Je finis, monsieur, une lettre qui est déjà si longue qu'elle vous aura peutêtre ennuyé. Je vous assure que mon dessein n'avait pas été de vous écrire ni de faire aucune remarque sur vos avis aux journalistes. Mais puisqu'on m'en a fait changer, permettez que je vous représente encore votre imprudence. Si j'osais me servir d'un proverbe très bas, je vous dirais qu'il ne faut point réveiller le chat qui dort. Le proverbe est bas & la comparaison n'est pas noble. Mais le sens en est très bon, il ne faut pas avoir autant de pénétration que vous en avez, ni savoir ce que vous savez pour en comprendre la force. Je ne vous dis rien, je suis tranquille. Pourquoi faites vous imprimer que je suis un de ces mauvais Français qui vont dans les Pays étrangers déshonorer leur Patrie & les Lettres?

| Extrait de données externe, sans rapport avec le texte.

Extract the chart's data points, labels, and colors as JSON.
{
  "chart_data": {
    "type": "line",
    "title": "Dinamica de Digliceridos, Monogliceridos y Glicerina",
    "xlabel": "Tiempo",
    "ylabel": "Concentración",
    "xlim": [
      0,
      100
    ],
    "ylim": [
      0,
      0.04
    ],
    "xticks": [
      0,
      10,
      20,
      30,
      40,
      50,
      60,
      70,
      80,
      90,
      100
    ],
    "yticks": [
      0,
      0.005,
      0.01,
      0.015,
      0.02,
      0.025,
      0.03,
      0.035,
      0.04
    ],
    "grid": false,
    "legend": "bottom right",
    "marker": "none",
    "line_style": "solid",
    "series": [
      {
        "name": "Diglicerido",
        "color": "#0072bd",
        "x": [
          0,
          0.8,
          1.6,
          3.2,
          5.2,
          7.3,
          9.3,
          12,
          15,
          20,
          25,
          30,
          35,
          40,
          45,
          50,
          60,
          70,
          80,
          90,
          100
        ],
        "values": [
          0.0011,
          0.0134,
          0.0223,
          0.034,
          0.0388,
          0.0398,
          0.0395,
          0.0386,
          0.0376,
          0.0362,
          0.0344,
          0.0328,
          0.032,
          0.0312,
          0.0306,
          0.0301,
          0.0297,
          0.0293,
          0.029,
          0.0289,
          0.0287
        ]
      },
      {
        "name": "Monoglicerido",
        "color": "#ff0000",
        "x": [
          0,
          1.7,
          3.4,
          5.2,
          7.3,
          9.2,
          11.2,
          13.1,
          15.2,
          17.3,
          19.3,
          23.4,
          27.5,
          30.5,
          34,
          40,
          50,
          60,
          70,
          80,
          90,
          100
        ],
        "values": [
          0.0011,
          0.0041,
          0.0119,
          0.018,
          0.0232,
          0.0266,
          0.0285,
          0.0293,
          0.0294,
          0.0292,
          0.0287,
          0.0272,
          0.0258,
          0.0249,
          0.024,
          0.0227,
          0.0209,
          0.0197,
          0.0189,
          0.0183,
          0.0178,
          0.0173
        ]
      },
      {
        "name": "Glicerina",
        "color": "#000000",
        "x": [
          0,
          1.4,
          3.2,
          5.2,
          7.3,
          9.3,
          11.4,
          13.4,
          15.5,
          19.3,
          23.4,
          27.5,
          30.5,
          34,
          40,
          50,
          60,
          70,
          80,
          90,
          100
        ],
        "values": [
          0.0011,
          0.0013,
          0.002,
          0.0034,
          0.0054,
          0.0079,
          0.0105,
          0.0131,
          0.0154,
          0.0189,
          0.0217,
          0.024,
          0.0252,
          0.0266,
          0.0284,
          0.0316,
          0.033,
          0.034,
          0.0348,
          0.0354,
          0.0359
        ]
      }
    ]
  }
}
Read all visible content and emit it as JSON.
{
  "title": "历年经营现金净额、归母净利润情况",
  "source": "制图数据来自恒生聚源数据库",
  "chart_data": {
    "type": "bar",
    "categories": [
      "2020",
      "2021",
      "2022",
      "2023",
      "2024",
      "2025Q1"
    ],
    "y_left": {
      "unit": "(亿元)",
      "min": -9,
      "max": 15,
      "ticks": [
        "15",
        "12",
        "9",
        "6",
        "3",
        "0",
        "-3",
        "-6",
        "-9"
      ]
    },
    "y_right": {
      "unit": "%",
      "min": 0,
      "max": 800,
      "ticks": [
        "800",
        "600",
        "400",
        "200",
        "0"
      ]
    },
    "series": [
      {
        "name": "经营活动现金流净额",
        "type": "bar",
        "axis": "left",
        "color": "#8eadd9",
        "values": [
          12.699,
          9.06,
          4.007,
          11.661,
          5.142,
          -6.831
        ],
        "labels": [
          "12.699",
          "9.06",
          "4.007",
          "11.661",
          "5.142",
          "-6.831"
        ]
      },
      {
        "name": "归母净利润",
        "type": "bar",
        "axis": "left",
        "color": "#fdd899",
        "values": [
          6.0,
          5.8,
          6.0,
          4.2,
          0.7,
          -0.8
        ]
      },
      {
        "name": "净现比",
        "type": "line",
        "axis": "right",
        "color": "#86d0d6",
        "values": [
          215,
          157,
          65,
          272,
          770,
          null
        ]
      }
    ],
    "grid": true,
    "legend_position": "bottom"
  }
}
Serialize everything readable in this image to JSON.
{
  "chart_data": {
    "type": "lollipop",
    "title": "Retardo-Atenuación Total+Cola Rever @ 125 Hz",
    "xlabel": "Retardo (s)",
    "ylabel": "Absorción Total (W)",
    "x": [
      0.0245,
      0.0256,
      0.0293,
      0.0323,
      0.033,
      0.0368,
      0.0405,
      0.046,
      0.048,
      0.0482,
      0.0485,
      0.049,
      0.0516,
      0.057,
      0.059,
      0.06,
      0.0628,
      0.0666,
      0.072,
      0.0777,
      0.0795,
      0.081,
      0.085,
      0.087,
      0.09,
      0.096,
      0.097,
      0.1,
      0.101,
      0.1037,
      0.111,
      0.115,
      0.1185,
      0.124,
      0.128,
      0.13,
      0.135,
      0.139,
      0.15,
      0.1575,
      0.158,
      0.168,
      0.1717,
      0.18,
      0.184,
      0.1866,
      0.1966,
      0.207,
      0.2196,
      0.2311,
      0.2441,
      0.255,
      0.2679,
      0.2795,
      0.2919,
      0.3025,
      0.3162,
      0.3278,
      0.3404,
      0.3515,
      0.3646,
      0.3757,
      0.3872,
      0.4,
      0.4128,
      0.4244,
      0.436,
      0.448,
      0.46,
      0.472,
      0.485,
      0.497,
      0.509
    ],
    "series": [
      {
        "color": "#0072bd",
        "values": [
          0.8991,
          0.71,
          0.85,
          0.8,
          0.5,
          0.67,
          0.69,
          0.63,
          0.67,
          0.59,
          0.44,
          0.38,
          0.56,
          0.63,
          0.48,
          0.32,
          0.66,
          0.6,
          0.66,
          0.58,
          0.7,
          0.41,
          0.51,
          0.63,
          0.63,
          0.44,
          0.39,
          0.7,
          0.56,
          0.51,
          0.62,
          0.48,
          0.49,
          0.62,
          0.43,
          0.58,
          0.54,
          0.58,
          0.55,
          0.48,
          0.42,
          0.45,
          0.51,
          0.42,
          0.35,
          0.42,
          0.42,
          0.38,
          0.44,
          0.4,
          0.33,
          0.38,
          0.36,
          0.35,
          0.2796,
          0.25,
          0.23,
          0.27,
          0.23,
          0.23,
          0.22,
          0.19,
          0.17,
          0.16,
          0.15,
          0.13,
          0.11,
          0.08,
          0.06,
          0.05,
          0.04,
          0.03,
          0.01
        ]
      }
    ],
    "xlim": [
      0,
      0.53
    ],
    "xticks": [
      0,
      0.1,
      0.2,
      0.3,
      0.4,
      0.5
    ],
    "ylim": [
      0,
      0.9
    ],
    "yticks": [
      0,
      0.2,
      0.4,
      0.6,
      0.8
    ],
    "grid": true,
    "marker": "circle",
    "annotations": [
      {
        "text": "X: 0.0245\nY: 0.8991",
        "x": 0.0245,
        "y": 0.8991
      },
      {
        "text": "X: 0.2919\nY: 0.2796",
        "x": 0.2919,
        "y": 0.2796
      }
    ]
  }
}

Je vous abandonne les deux volumes du Matanasius, si vous le voulez, & tous mes autres ouvrages; dites en ce qu'il vous plaira, c'est l'affaire du public. Mais pour le reste, si cela vous attire quelque discussion qui vous soit désagréable, ne vous en prenez qu'à vous même. Je vous ai déplu par ce qui aurait dû mériter votre attachement & votre reconnaissance. C'est un malheur, mais il est plus grand pour vous que pour moi. Après ce qui s'est passé à Paris, il y a sept ou huit ans, je croyais que vous m'aviez fait l'honneur de m'oublier. C'était le meilleur parti que vous eussiez à prendre. Permettez moi de vous y exhorter, je vous le demande même en grâce. Si vous ne le prenez pas & que vous ayez l'imprudence de hasarder encore quelque anecdote, je vous avertis que j'en écrirai aussi quelques unes qui ne seront point douteuses, de grands noms, des noms connus & des personnes qui ne sont point encore où est feu m. de Sallengre, pourront en attester la vérité. Ces anecdotes sont si singulières, que le public les lira avec un très grand plaisir: je ne crois pas qu'elles vous en fassent beaucoup. Pour moi je vous assure que je ne les publierai qu'à regret, parce que quoiqu'il y ait quelque chose de très singulier & de très plaisant, j'ai des choses plus utiles à faire. Mais enfin quand j'en aurai pris le parti je m'en acquitterai de mon mieux, & ce parti est pris si vous ne m'accordez pas la grâce que je vous demande. Faites moi donc l'honneur de m'oublier, je vous en prie; ne vaut il pas mieux m'oublier que de penser, que je ne suis pas votre très humble & très obéissant serviteur.